I followed them from the comfort of my laptop as they hiked in the rain and the snow, water dripping from their rain gear and smiles beaming through spattered camera lenses.
And I gawked in amazement at her.
There she was, filtering creek water and pitching tents!
She was eating her own dehydrated spaghetti!
She was balancing her way across rivulets on fallen logs while carrying a 30-pound pack on her back!
She was sleeping in shelters infested with mice!
I’m all for nature, but I don’t want it nibbling on my feet while I’m trying to sleep.
I viewed their posts, and two thoughts took hold in my mind and stayed there for a while: 1. Whew! Dodged that bullet! and 2. She’s a boss.
I also considered, as I followed their adventures on Facebook while watching the world shutter in peel-off fashion, that they picked a good time to stay away from civilization, to hike up and down mountains in relative isolation and enjoy expansive views of the ranges of our East Coast. I was happy for them, and I imagined that they must feel grateful to be enjoying the world in separation from the havoc caused by a sinister virus.

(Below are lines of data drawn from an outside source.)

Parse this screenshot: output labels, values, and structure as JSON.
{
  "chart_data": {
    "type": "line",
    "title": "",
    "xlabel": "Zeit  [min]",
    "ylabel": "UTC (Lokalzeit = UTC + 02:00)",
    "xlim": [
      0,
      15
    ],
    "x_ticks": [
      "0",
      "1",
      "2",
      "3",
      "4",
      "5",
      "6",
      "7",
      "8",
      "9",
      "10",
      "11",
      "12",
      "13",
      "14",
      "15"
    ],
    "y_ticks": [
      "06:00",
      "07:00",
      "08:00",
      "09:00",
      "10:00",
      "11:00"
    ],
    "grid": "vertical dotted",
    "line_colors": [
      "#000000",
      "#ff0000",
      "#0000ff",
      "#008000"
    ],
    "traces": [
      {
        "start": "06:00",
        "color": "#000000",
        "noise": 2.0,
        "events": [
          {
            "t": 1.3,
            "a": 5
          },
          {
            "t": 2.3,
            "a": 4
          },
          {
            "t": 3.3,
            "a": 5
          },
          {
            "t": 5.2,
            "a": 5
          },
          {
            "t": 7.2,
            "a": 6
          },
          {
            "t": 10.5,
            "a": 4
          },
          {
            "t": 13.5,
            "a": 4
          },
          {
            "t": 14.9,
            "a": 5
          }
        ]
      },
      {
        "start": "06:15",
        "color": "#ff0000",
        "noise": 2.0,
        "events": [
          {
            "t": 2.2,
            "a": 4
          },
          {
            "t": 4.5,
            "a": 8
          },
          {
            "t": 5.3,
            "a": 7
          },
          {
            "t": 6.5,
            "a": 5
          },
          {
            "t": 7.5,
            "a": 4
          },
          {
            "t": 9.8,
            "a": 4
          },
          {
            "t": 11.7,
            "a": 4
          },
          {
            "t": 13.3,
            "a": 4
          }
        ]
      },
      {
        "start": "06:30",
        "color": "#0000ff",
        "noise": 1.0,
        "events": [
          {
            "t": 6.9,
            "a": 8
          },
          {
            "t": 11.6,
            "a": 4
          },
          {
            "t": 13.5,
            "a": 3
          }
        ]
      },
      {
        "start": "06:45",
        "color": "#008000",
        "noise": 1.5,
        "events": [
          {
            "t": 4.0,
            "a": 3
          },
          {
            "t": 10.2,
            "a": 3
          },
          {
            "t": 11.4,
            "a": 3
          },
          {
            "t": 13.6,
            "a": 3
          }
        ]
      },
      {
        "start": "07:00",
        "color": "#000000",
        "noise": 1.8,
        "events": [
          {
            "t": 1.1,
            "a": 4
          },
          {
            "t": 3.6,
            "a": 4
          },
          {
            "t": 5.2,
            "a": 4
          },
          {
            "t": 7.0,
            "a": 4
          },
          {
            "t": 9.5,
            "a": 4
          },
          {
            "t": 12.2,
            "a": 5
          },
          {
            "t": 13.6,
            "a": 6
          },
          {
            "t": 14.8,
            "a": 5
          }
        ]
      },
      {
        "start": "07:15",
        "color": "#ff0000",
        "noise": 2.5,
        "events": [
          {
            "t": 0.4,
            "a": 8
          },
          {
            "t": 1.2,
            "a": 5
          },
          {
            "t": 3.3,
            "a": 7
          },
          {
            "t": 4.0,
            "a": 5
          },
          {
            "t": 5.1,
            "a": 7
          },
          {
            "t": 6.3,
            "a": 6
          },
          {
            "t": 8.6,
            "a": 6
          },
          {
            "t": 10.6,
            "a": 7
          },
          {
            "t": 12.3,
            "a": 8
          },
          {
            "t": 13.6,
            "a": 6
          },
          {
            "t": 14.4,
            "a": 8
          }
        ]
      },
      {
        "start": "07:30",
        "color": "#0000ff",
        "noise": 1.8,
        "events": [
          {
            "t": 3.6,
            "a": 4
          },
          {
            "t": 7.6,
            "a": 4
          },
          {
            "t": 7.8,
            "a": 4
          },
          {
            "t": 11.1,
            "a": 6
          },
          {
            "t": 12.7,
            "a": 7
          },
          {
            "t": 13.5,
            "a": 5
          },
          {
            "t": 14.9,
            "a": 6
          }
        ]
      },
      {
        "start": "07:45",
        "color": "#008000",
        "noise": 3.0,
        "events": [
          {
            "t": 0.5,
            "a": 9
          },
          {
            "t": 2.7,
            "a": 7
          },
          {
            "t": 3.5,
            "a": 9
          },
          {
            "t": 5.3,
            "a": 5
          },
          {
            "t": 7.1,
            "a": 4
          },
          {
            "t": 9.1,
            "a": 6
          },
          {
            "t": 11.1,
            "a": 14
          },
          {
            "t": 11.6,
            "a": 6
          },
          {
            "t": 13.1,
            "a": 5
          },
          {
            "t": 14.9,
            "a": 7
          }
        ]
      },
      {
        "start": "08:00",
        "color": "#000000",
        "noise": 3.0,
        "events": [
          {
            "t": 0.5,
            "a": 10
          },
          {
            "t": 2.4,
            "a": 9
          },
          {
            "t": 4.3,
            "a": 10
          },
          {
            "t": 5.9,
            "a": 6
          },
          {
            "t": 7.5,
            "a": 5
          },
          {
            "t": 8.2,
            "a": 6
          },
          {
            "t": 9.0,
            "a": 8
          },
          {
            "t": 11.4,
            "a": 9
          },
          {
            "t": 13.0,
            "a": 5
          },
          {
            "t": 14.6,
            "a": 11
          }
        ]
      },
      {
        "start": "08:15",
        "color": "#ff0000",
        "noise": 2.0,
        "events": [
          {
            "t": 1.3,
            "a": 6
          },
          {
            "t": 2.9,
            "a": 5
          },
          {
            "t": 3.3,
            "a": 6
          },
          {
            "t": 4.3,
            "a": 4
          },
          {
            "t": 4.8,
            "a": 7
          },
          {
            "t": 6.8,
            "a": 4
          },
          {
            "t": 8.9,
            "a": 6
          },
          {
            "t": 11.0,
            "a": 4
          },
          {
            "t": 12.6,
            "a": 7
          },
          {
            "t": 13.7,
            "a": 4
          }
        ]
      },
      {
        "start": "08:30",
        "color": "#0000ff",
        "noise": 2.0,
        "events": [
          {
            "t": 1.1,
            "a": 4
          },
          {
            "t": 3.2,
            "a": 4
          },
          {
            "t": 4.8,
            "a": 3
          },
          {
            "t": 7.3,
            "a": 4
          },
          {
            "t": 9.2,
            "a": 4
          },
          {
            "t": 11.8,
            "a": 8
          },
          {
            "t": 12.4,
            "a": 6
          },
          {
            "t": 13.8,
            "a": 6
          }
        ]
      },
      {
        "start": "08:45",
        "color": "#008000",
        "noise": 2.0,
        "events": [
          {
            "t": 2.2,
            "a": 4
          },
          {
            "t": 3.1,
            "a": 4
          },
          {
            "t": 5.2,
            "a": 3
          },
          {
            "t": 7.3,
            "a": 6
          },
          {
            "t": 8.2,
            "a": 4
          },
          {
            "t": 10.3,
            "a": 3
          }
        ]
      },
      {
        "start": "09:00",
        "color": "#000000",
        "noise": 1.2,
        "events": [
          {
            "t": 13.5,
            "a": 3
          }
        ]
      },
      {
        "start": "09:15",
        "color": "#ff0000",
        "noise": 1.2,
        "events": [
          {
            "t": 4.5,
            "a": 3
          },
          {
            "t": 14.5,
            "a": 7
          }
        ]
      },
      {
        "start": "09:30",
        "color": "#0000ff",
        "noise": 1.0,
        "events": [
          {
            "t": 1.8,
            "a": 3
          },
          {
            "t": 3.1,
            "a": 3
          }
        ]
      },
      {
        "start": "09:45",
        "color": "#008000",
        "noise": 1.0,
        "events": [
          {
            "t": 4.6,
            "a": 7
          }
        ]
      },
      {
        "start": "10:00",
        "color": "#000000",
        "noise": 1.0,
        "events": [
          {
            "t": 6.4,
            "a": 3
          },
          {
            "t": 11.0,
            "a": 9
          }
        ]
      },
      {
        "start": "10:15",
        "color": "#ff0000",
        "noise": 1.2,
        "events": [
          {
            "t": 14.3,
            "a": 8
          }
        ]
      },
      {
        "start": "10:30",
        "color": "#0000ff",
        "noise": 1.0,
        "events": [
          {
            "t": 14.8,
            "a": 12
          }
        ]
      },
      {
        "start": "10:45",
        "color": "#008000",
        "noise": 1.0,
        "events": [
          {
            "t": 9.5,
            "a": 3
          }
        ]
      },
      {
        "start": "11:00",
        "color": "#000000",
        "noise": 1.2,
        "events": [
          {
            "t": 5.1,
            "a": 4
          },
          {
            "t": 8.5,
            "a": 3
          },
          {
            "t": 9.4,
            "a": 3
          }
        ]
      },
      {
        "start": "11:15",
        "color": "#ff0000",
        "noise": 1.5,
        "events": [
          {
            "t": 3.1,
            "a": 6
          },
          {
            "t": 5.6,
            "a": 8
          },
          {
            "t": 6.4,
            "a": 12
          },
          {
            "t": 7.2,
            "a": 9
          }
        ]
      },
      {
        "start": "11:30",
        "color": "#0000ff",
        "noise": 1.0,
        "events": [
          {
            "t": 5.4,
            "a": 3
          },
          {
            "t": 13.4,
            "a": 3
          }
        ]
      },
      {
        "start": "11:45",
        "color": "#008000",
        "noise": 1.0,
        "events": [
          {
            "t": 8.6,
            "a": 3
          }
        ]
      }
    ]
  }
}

Then I heard that the AT was closed. And my heart broke a bit for them, as it breaks every day for the small business owners who watch their life savings being swallowed up by the lockdowns and the employees who sink into the quicksand along with them and the doctors and nurses and all in their field who brave each day to meet our medical needs.
The couple had made it into Tennessee, had traveled for 37 days and hiked almost 400 miles. They had persevered as long as they were able, even as their fellow hikers left the trail and the hiker towns became more deserted. They hiked until ultimately, at the beginning of April, it became illegal to continue, and, understanding the safety measures being put in place, they had to abandon their trip.
They were proud of what they had accomplished, as well they should be, and they are hopeful that one day they can return to pick up where they left off and ultimately fulfill their dream.
I wish that for them, and I wish that for all of us.